Still kneeling, I placed a hand on her restless arm, then grasped one of her hands.
“How is your son doing these days?” I said confidently. Hearing these words, she quieted and lay perfectly still.
“My son?” she asked, making me briefly wonder if I’d accidentally garbled my words. Then she said: “He’s getting smart with me lately.” Ms. Robinson may have been a bit confused mentally, but her maternal instincts were perfectly intact.
“He just started at a new school,” she went on. “He’s very bright, but he misses his old friends, which means that all I hear at home are sarcastic comments.”
“Oh, I know how hard it can be to change schools,” I said. I myself had done so frequently in search of a school that would foster my ambitions while also supporting my weaknesses.
We kept talking, our conversation flowing smoothly from one topic to another. The ease with which I spoke, coupled with Ms. Robinson’s desire to hear my words and to respond in turn, created the ideal conditions for Sabrina and the team to complete the procedure.
As they finished, I felt such relief. For the first time since I’d been on the wards, I had successfully carried out a task that facilitated my team’s success. Rather than delay rounds, I’d actually expedited them.
As I exited the room with the vial of the crucial fluid sample in my grasp, I realized the power of the patient-physician relationship. From that perspective, it didn’t matter that my stammer sometimes makes verbal communication difficult.
Other providers might use their words in ways that create a verbal connection with patients; for my part, I had discovered another, equally beneficial way to forge an emotional bond.
Ms. Robinson’s deep, abiding love for her children, even in the face of a debilitating illness, had inspired me to reclaim the courage that my stammer had stolen.
As I continue my medical-education journey, I fully expect to face other situations that will expose and accentuate my difficulties with speaking. When that happens, I resolve to remember the relationship-building powers that I discovered with Ms. Robinson.

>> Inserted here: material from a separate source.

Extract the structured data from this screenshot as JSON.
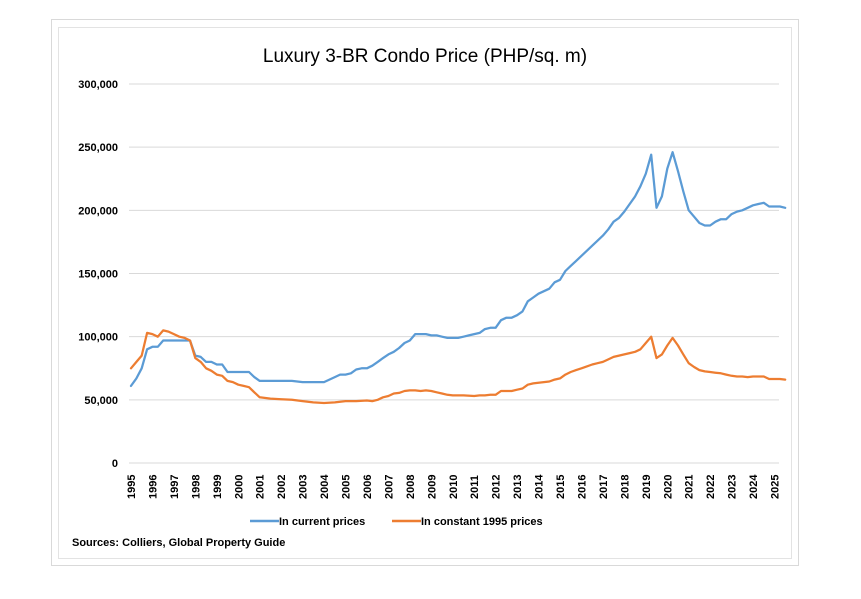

I will especially remember the moment when the procedure was mercifully over—when the last drop of cerebrospinal fluid had dripped from the needle, and Ms. Robinson, tightening her grip on my hand, had unknowingly echoed my grandfather, saying:
“Thank you, Michael.”
6 thoughts on “Overcoming a Stammer”
Dear Mr Martinez, thank you for sharing your story and sharing your educational achievements on the road to becoming a compassionate physician and healer. I wish there were not such stigma associated with a stutter/stammer, and I agree that shaming on this or any other basis is unacceptable. I hope that future teachers and colleagues will work with you so that your excellence will show forth!

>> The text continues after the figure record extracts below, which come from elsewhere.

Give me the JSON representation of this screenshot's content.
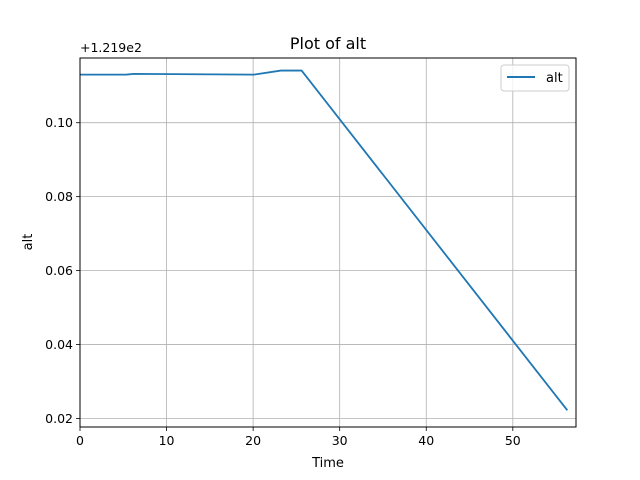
{
  "chart_data": {
    "type": "line",
    "title": "Plot of alt",
    "xlabel": "Time",
    "ylabel": "alt",
    "offset_label": "+1.219e2",
    "xlim": [
      0,
      57.3
    ],
    "ylim": [
      0.0177,
      0.1175
    ],
    "x_ticks": [
      0,
      10,
      20,
      30,
      40,
      50
    ],
    "x_tick_labels": [
      "0",
      "10",
      "20",
      "30",
      "40",
      "50"
    ],
    "y_ticks": [
      0.02,
      0.04,
      0.06,
      0.08,
      0.1
    ],
    "y_tick_labels": [
      "0.02",
      "0.04",
      "0.06",
      "0.08",
      "0.10"
    ],
    "grid": true,
    "legend_position": "top-right",
    "series": [
      {
        "name": "alt",
        "color": "#1f77b4",
        "x": [
          0,
          5.3,
          6.2,
          20.1,
          23.2,
          25.6,
          56.3
        ],
        "y": [
          0.113,
          0.113,
          0.1132,
          0.113,
          0.1141,
          0.1141,
          0.0222
        ]
      }
    ]
  }
}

Thank you for knowing how important communication with the patient is!
You’re the kind of physician EVERY patient would want to have. Keep going!
What a beautifully written, inspiring story. Impressive how you didn’t let your difference in ability–& someone’s attempt to shame you b/c of it–stop you from connecting empathetically w/ a patient. I forsee a strong career as a healer for you!

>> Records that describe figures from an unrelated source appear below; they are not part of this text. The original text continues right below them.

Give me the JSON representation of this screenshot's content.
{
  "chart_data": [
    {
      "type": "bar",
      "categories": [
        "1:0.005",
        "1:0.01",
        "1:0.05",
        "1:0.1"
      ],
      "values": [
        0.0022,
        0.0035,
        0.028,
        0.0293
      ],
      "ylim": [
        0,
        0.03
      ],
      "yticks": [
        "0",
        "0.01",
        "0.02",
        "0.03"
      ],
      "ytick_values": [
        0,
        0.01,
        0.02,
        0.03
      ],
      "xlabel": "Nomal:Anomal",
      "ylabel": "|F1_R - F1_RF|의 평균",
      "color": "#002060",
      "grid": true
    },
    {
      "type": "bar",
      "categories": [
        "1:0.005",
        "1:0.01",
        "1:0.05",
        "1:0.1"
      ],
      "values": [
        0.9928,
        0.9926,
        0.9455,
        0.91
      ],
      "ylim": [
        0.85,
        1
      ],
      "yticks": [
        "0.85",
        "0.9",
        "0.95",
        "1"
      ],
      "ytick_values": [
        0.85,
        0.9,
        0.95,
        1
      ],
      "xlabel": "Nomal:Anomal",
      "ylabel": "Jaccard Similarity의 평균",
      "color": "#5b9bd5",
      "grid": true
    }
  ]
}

Shame on the attending who made you feel less than. There should be no place for that in medicine or anywhere.
Your recovery and attention to the patient shows your inner strength and resilience.
May those and your other beautiful traits carry you wherever you want to go in your career
You have, I know, learned that we communicate with eyes, facial expressions, hands, posture, with the ways we enter, move about, and leave a room. Whether one stutters or not, there are myriad ways to form a bond with a patient, as you did with Ms. Robinson. Well done!